Produktdetails
  • Verlag: Tropen Verlag
  • ISBN-13: 9783932170843
  • ISBN-10: 3932170849
  • Artikelnr.: 22831488
Rezensionen

Süddeutsche Zeitung - Rezension
Süddeutsche Zeitung | Besprechung von 12.12.2007

Ich bin nicht Dreyer
Postmodernes Spiel: Ignacio Padillas „Schatten ohne Namen”
Lateinamerika und die Nazis – kein ungewöhnliches Thema. Über die sogenannte „Rattenlinie” und andere Wege gelangten bekanntlich viele hochrangige Nazis in zeitlich beschränkte Sicherheit. Aber was macht einer, der die Verhältnisse im Einwanderungsland besser kennen könnte als so mancher Autor diesseits des Ozeans aus dem letztlich doch nur sehr allgemein bekannten Sujet? Man durfte neugierig sein, was der 1968 geborene Mexikaner Ignacio Padilla in seinem Roman „Schatten ohne Namen” zum Thema (Nazi-)Versteck- und Identitätsspiele beizusteuern hat. Das Original ist im Jahr 2000 erschienen und seither in immerhin fünfzehn Sprachen übersetzt worden. Beschäftigt sich das Buch etwa mit Lateinamerika als moralisch desinteressierter Einwanderungsregion? Bringt es, unter literarischem Mantel, neue Fakten?
Beides wäre nicht uninteressant. Doch Padilla, seit einiger Zeit Direktor der mexikanischen Nationalbibliothek, hat mit solchen Fragen wenig im Sinn. Als Teil von „Crack”, einer aktuell einflussreichen mexikanischen Literaturfraktion, kommt es ihm ganz und gar nicht auf die ohnehin schwierig zu erreichende Authentizität an. Aus der historischen Latino-Nazi-Connection schlägt sein Buch nicht den geringsten Gewinn. Der Ausgangspunkt seiner Beschäftigung mit Spezialaspekten des Themas aller Themen des zwanzigsten Jahrhunderts wirkt rein rational-provokativ.
Jeder Schriftsteller, so Padilla im Interview, dürfe über alles schreiben. Er müsse sich als Mexikaner nicht an mexikanischen Themen abarbeiten. Tatsächlich: Warum haben die Schriftsteller sogenannter Schwellenländer immer als Vermittler romantisch-harter Lebensrealität herzuhalten? Auch wenn bei ihnen dieser Stoff vor der Tür zu liegen scheint: Warum können sie, ästhetisch unabhängig, nicht über etwas schreiben, das ihnen fremd ist?

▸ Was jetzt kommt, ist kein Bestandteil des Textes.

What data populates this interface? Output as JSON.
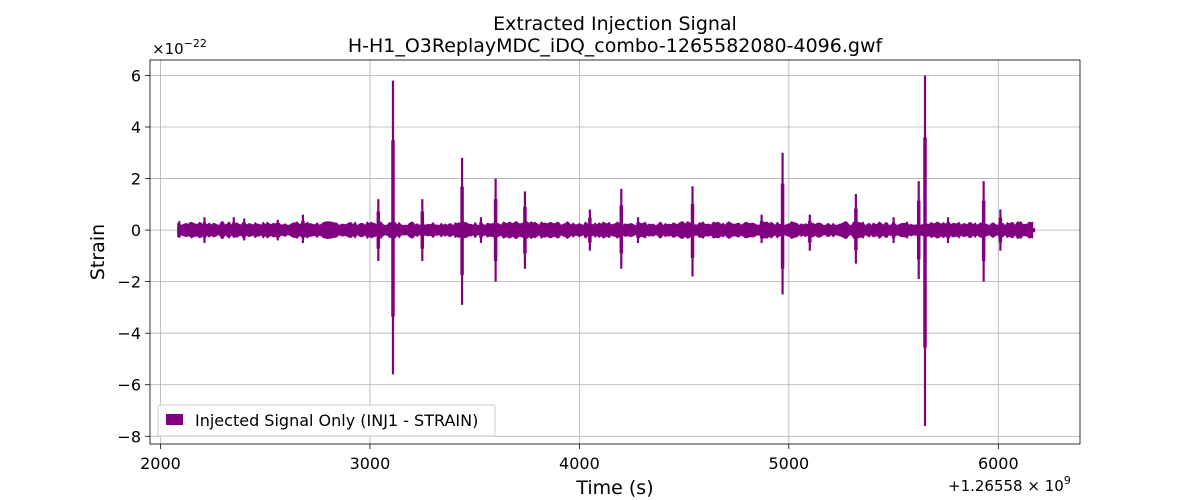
{
  "chart_data": {
    "type": "line",
    "title": "Extracted Injection Signal",
    "subtitle": "H-H1_O3ReplayMDC_iDQ_combo-1265582080-4096.gwf",
    "xlabel": "Time (s)",
    "ylabel": "Strain",
    "x_offset_label": "+1.26558",
    "x_offset_exp": "9",
    "y_scale_prefix": "×10",
    "y_scale_exp": "−22",
    "xlim": [
      1950,
      6390
    ],
    "ylim": [
      -8.3,
      6.6
    ],
    "x_ticks": [
      2000,
      3000,
      4000,
      5000,
      6000
    ],
    "x_tick_labels": [
      "2000",
      "3000",
      "4000",
      "5000",
      "6000"
    ],
    "y_ticks": [
      6,
      4,
      2,
      0,
      -2,
      -4,
      -6,
      -8
    ],
    "y_tick_labels": [
      "6",
      "4",
      "2",
      "0",
      "−2",
      "−4",
      "−6",
      "−8"
    ],
    "grid": true,
    "legend_position": "lower-left",
    "series": [
      {
        "name": "Injected Signal Only (INJ1 - STRAIN)",
        "color": "#800080",
        "data_start": 2080,
        "data_end": 6176,
        "band_amplitude": 0.35,
        "bursts": [
          {
            "x": 2090,
            "pos": 0.35,
            "neg": -0.3
          },
          {
            "x": 2140,
            "pos": 0.3,
            "neg": -0.25
          },
          {
            "x": 2210,
            "pos": 0.5,
            "neg": -0.5
          },
          {
            "x": 2350,
            "pos": 0.5,
            "neg": -0.3
          },
          {
            "x": 2400,
            "pos": 0.45,
            "neg": -0.4
          },
          {
            "x": 2560,
            "pos": 0.4,
            "neg": -0.4
          },
          {
            "x": 2680,
            "pos": 0.6,
            "neg": -0.5
          },
          {
            "x": 3040,
            "pos": 1.2,
            "neg": -1.2
          },
          {
            "x": 3110,
            "pos": 5.8,
            "neg": -5.6
          },
          {
            "x": 3250,
            "pos": 1.2,
            "neg": -1.2
          },
          {
            "x": 3440,
            "pos": 2.8,
            "neg": -2.9
          },
          {
            "x": 3530,
            "pos": 0.5,
            "neg": -0.5
          },
          {
            "x": 3600,
            "pos": 2.0,
            "neg": -2.0
          },
          {
            "x": 3740,
            "pos": 1.5,
            "neg": -1.5
          },
          {
            "x": 4050,
            "pos": 0.8,
            "neg": -0.8
          },
          {
            "x": 4200,
            "pos": 1.6,
            "neg": -1.5
          },
          {
            "x": 4280,
            "pos": 0.5,
            "neg": -0.5
          },
          {
            "x": 4540,
            "pos": 1.7,
            "neg": -1.8
          },
          {
            "x": 4870,
            "pos": 0.6,
            "neg": -0.5
          },
          {
            "x": 4970,
            "pos": 3.0,
            "neg": -2.5
          },
          {
            "x": 5100,
            "pos": 0.6,
            "neg": -0.8
          },
          {
            "x": 5320,
            "pos": 1.4,
            "neg": -1.3
          },
          {
            "x": 5500,
            "pos": 0.5,
            "neg": -0.5
          },
          {
            "x": 5620,
            "pos": 1.9,
            "neg": -1.9
          },
          {
            "x": 5650,
            "pos": 6.0,
            "neg": -7.6
          },
          {
            "x": 5760,
            "pos": 0.5,
            "neg": -0.5
          },
          {
            "x": 5930,
            "pos": 1.9,
            "neg": -2.0
          },
          {
            "x": 6010,
            "pos": 0.8,
            "neg": -0.8
          }
        ]
      }
    ]
  }
}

Eine sehr ernste Partie Schach
Und also beginnt Ignacio Padilla im Zeichen einer herkunftsbefreiten Literatur zwar 1957 in Buenos Aires, geht aber sofort nach Österreich zurück, an die Strecke München-Wien, ins Salzburgerland, wo im ersten Drittel des 20. Jahrhunderts ein Weichensteller namens Viktor Kretzschmar Dienst tat. Erzählt wird das von Franz Kretzschmar, seinem Sohn. Doch wer ist der inzwischen verstorbene Viktor Kretzschmar? Franz hat erfahren, dass sein Vater ursprünglich Thadeus Dreyer hieß, der einem Marschbefehl zu Folge an die Ostfront sollte. Im Zug aber ist Kretzschmar einem Mann begegnet, gegen den er bei hohem Einsatz eine Partie Schach riskiert hat. Kretzschmar gewinnt und kommt nicht bis zur Ostfront. Während er die Thadeus-Dreyer-Identität übernimmt und in den Krieg marschiert, wird der Soldat Thadeus Dreyer zu Viktor Kretzschmar und verdingt sich als Weichensteller.
Eine Partie Schach als Ausgangspunkt eines Identitätswechsels ist kein schlechtes Motiv. Man kann sich ausrechnen, dass nicht alles ablaufen wird, wie vorgesehen. Immer wieder rennt der neue Viktor in den Ort, versucht zu erfahren, ob Thadeus Dreyer, sein ihm bald unangenehmes Alter Ego, gefallen ist. Doch ganz im Gegenteil: Thadeus Dreyer wird Soldat und im Ersten Weltkrieg mit dem Eisernen Kreuz ausgezeichnet. 1933, Hitler ist gerade zum Reichskanzler gewählt worden, soll Dreyer als Ehrengast bei einem Treffen der österreichischen NSDAP auftreten. Das liest der neue Viktor Kretzschmar in einem Zeitungsartikel, und er, der sich während zweier Jahrzehnte zum vorbildlichen Weichensteller entwickelt hat, lenkt einen Zug in die Irre, um den falschen Dreyer zu eliminieren. Viele Leute kommen um, bloß: Dreyer hat seine Teilnahme kurzfristig abgesagt. Viktor Kretzschmar wird seines Lebens nicht mehr froh.
Gut inszenierte Tricks
Zugegeben: Padilla unterlaufen bei seiner Identitätsakrobatik erstaunlich wenig Missgriffe. Die österreichische NSDAP wurde erst im Juni 1933 verboten, die Meldung über die Teilnahme eines Weltkriegsveteranen am Parteitreffen wäre in einer Lokalzeitung vielleicht wirklich möglich gewesen. Und dass einer wie der neue Kretzschmar, im mausarmen Vorarlberg aufgewachsen, mit einer ordentlichen Weichensteller-Hütte abseits der Front anfangs zufrieden gewesen sein soll, ist nachvollziehbar.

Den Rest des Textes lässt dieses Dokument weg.